AIMS: We review literature and present new observations on the differences among three general patterns of aerenchyma origin and their systematic distributions among the flowering plants, and we clarify terminology on root aerenchyma. SCOPE: From our own previous works and some new observations, we have analysed the root cortex in 85 species of 41 families in 21 orders of flowering plants that typically grow in wetlands to determine the characteristic patterns of aerenchyma. FINDINGS: A developmental and structural pattern that we term expansigeny, as manifested by honeycomb aerenchyma, is characteristic of all aquatic basal angiosperms (the Nymphaeales) and basal monocots (the Acorales). Expansigenous aerenchyma develops by expansion of intercellular spaces into lacunae by cell division and cell expansion. Schizogeny and lysigeny, so often characterized in recent reviews as the only patterns of root cortex lacunar formation, are present in most wetland plants, but are clearly not present in the most basal flowering plants. CONCLUSION: We conclude that expansigeny is the basic type of aerenchyma development in roots of flowering plants and that the presence of expansigenous honeycomb aerenchyma in root cortices was fundamental to the success of the earliest flowering plants found in wetland environments.

The aerenchymatous phellem of Lythrum salicaria (L.): a pathway for gas transport and its role in flood tolerance.
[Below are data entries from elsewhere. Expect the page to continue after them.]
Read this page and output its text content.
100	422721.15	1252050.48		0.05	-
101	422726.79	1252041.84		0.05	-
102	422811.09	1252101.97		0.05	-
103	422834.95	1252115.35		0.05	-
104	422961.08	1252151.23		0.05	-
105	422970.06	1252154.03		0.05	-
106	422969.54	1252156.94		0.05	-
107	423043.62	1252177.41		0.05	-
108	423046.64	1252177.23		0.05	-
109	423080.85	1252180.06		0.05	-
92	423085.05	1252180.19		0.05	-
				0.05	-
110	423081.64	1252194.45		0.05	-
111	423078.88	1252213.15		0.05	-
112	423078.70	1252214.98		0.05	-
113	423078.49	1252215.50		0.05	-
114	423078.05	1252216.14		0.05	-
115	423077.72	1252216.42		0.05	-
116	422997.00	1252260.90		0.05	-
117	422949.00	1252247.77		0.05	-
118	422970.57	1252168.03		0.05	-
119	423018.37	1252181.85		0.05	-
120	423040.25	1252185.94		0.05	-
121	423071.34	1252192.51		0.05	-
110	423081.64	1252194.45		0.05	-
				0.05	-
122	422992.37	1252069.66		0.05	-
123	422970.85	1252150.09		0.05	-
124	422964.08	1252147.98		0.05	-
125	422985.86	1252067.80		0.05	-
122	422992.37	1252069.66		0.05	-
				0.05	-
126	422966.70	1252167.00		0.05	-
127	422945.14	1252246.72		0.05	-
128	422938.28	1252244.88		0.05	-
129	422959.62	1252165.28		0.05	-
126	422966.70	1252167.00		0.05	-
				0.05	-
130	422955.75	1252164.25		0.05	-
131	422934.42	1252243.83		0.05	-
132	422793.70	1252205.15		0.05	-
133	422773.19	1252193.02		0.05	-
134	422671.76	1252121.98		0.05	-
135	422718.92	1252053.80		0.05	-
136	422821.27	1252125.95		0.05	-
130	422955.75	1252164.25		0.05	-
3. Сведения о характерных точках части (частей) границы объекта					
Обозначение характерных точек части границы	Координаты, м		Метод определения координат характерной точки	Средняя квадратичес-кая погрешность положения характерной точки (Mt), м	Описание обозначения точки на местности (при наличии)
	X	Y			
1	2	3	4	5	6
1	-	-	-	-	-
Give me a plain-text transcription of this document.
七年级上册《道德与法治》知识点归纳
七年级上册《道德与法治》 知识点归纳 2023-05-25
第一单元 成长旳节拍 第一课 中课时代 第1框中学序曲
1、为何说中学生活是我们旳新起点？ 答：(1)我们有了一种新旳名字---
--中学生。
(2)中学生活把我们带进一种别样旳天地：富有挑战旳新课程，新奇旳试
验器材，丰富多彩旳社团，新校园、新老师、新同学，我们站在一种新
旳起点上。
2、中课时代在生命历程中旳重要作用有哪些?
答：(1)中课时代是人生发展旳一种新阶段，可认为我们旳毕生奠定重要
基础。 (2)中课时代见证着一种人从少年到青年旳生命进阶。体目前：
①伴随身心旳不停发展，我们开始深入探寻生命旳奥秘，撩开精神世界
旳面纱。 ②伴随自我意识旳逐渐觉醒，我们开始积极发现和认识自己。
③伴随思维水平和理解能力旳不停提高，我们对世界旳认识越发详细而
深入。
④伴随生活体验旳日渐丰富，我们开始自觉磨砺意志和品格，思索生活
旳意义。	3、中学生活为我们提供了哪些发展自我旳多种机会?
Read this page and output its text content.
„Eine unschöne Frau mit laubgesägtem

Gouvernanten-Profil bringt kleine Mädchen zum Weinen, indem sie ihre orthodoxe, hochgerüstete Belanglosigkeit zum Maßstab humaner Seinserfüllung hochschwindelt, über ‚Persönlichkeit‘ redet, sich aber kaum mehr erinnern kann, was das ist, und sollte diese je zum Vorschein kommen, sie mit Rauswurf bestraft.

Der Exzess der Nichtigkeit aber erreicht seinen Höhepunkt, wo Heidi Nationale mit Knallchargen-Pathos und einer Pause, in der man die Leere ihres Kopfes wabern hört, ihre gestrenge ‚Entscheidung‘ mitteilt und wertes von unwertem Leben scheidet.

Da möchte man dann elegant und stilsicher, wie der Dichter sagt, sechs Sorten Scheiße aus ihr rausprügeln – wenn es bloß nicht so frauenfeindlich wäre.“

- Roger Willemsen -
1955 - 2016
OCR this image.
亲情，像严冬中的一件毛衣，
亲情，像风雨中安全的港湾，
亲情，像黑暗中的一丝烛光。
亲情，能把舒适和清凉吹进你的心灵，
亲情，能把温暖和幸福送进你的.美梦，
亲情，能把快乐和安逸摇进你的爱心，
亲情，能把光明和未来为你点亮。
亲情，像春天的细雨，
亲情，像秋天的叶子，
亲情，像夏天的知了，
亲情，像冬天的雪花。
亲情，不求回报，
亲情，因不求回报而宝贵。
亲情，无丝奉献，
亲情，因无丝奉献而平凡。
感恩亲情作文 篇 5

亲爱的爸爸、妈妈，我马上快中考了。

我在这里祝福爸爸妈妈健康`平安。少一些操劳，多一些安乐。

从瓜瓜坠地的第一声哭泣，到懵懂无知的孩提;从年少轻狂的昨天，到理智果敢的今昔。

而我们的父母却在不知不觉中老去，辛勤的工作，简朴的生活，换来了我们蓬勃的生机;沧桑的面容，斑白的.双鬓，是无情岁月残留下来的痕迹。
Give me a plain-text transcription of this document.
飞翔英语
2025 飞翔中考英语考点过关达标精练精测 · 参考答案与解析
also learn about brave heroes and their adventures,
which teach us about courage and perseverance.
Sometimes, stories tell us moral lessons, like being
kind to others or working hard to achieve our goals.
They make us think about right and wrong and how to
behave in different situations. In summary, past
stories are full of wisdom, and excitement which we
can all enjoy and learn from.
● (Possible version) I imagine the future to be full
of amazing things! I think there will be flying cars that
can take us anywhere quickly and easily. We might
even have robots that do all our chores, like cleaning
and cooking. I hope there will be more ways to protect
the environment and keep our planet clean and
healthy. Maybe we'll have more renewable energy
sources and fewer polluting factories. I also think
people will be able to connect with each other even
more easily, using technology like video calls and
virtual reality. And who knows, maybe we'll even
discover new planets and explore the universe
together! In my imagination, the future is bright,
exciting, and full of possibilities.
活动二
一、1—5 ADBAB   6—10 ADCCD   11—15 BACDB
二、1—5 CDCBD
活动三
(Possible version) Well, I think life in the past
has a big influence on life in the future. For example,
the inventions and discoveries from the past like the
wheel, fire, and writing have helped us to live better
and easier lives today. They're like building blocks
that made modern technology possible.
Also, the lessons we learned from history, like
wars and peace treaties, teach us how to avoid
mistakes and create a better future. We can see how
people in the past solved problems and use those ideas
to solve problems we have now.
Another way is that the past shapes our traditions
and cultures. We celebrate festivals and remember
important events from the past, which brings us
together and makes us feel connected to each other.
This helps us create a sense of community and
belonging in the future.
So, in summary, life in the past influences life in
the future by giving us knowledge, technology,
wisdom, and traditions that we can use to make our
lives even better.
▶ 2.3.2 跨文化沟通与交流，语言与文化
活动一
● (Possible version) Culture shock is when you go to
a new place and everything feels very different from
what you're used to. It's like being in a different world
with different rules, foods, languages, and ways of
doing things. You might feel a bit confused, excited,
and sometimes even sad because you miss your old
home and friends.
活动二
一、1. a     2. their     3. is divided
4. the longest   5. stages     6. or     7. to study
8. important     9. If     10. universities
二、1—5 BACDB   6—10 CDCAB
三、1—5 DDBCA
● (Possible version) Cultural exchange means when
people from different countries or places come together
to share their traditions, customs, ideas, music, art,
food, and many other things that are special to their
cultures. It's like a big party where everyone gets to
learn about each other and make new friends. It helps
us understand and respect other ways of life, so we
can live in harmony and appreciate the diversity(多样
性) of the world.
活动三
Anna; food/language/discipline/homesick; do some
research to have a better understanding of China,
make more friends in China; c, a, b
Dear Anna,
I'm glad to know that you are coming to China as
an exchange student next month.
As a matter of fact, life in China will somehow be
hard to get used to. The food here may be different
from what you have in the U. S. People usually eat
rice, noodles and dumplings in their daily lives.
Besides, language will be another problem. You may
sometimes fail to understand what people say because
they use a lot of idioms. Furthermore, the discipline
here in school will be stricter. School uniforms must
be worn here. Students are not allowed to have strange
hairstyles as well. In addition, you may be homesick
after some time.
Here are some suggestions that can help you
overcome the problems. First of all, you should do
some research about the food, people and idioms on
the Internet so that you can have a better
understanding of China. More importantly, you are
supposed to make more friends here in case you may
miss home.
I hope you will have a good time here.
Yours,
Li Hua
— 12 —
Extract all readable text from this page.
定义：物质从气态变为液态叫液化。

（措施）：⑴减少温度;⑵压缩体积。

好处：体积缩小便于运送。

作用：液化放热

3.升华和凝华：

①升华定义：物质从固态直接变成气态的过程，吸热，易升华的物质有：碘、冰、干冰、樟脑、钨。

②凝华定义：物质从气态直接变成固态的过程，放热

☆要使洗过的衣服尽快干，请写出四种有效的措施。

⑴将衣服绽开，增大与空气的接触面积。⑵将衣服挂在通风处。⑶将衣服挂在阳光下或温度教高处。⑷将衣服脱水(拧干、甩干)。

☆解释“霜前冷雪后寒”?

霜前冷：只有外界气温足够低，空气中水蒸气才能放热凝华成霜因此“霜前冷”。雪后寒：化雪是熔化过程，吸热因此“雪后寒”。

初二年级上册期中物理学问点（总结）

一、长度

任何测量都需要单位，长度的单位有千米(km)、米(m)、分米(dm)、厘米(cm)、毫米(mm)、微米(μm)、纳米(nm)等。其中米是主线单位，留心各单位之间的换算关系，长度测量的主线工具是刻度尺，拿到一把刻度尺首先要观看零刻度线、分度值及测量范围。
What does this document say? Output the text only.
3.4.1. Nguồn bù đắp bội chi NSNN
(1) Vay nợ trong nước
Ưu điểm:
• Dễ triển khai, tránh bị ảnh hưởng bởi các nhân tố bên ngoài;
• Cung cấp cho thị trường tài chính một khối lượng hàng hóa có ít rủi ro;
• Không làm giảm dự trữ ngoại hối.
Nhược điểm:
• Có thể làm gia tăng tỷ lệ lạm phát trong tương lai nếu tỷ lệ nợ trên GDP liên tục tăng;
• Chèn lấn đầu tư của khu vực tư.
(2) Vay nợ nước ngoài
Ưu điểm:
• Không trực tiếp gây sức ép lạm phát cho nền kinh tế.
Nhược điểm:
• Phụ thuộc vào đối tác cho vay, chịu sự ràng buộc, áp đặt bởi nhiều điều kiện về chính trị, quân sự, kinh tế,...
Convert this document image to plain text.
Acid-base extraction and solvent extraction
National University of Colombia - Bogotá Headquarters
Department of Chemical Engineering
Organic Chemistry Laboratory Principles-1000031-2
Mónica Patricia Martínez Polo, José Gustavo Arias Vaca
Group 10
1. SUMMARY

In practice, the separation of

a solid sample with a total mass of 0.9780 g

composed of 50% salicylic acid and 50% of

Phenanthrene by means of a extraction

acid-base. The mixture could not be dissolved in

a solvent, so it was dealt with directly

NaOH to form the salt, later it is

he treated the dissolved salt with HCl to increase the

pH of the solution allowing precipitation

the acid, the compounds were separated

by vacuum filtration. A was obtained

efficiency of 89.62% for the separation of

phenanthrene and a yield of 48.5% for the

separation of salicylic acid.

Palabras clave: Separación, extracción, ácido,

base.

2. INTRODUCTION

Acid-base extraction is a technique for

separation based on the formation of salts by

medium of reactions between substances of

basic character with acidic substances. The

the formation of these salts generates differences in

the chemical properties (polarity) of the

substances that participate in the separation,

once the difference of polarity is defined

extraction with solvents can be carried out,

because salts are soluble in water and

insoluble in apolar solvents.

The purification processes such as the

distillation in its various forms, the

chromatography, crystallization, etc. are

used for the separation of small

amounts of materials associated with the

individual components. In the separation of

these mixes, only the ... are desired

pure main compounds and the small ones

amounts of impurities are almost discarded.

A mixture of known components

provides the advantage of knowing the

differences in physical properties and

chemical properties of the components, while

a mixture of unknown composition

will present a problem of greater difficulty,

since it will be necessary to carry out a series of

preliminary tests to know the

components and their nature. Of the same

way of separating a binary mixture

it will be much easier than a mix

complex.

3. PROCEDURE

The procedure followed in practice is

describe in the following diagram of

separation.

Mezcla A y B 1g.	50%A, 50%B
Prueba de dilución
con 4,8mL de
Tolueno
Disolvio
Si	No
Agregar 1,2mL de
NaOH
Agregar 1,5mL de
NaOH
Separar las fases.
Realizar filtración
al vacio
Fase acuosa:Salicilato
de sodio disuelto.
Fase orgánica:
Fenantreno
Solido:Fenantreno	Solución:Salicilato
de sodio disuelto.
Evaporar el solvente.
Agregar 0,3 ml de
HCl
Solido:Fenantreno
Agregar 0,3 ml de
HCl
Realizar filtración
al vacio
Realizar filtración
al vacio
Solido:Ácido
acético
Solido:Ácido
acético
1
While the importance of cortical aerenchyma in flood tolerance is well established, this pathway for gaseous exchange is often destroyed during secondary growth. For woody species, therefore, an additional pathway must develop for oxygen to reach submerged tissues. In this paper we examine the potential for the aerenchymatous phellem (cork) of Lythrum salicaria L. to provide a pathway for gas transport from shoots to roots and assess its importance in flood tolerance. Plants in which the continuity of the aerenchymatous phellem between shoots and roots was broken showed a significant reduction in oxygen levels in roots, but no difference in carbon dioxide levels compared with controls that retained an intact phellem. These plants also had a greater total shoot height and shoot dry weight, and an increase in shoot/root dry mass ratios compared with controls. Total dry weight was not significantly affected by this treatment. This study is the first to show that the aerenchymatous phellem can provide a pathway for gaseous exchange between roots and shoots and can influence plant morphology and patterns of resource allocation. This suggests that this tissue may play a significant role in the flood tolerance of a woody plant.